越智会長インタビュー/「地域の安全に地元企業欠かせない」

2018/02/16 埼玉建設新聞

 地盤コンサルタント(ジオ・ドクター)の企業集団である埼玉県地質調査業協会(略称:埼地協)会長の越智勝行氏に、発注行政への要望や企業経営方針などについて聞いた。一般財団法人国土地盤情報センターの設立に関しては『責任の重み』、社業では『情報の共有』の重要性を述べ、「地元企業の存続が地域の安全に欠かせない」と団体の意義を強調した。

 埼地協は、地質調査の計画段階から施工・維持管理までの全プロセスに応じた業務を手掛ける企業が加盟する団体。人と構造物の快適な未来を築くことを目的に、建設工事に必要なさまざまな地盤データを提供することで、良好な生活環境づくりに貢献。天災から人々を守る社会的な役割を担っている。

 「日本は平野が少なく地震が多い。リスク回避の観点からより一層、地質調査に費用を計上して欲しい。首都直下型地震など大規模災害が発生した非常事態には、県内に本社を持つ18社が中心となり、我々が復旧作業などに貢献できる立場にある。緊急時のためにも、協会員が健全経営できるよう発注者にもご理解いただきたい。大手に資本力、技術力で劣るが、地元企業の衰退は地域を守ることにつながらない。発注者にも協会員、地元企業の育成・活用をお願いしたい」。

一般社団法人全国地質調査業協会連合会が、ことし4月に国土地盤情報センターを設立。大容量のデータベースを運用することが決まった。「将来的には、これまで地表のみの評価だった地価が、地下の情報を加味した本当の意味での地価価格になるかもしれない。それだけに大きなリスクも伴う」と、業界としての大きな役割とともに、情報を提供する立場の責任の重みを強調する。

 会社では『日本列島のお医者さん』を提唱。「社員には医者のイメージで、信頼関係を構築しようと言っている。
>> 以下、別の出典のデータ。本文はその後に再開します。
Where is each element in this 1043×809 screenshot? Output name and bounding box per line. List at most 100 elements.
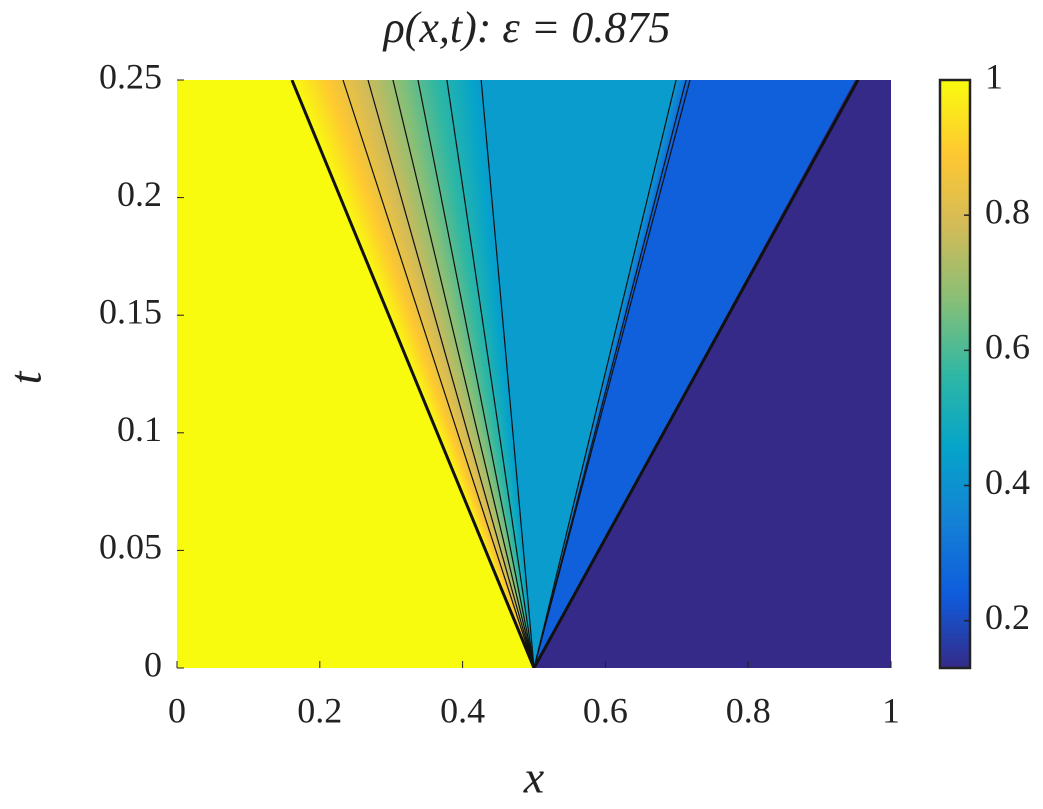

医療現場では単純なミスが人の命を奪う。私たちの仕事も同じ。相手は地盤。間違いが建物を傾斜させ、人の生活に大きな支障を来す場面も想定しなければいけない。大きな責任を伴う仕事だと意識して、お客様と接することが大切。責任感のある仕事を繰り返すことによってリピーターになっていただく。必要とされる技術屋、会社になろうということが根底にある思い」と、社員を鼓舞する。

5つの意識改革を掲げ、100年企業を目指す。「問題に直面したときに漠然と難しいという感覚を持つ。情報を噛み砕いて、パーツに分解して組み替え、やりくり上手になることが大切。また会社にとって最も重要なのは情報共有。車の事故でも報告を受ければ、どの年代がどのような場所でぶつけるか、傾向を探り分析でき、社員全体の事故防止に役立つ。現場の1つのミスもその場で終わりにしたら会社の財産にならない。全てを会社の糧にしなければ」。

 おち・かつゆき。愛媛県西条市出身。61歳。さいたま市在住。昨年60周年を迎えた㈱東建ジオテック(さいたま市浦和区)代表取締役社長。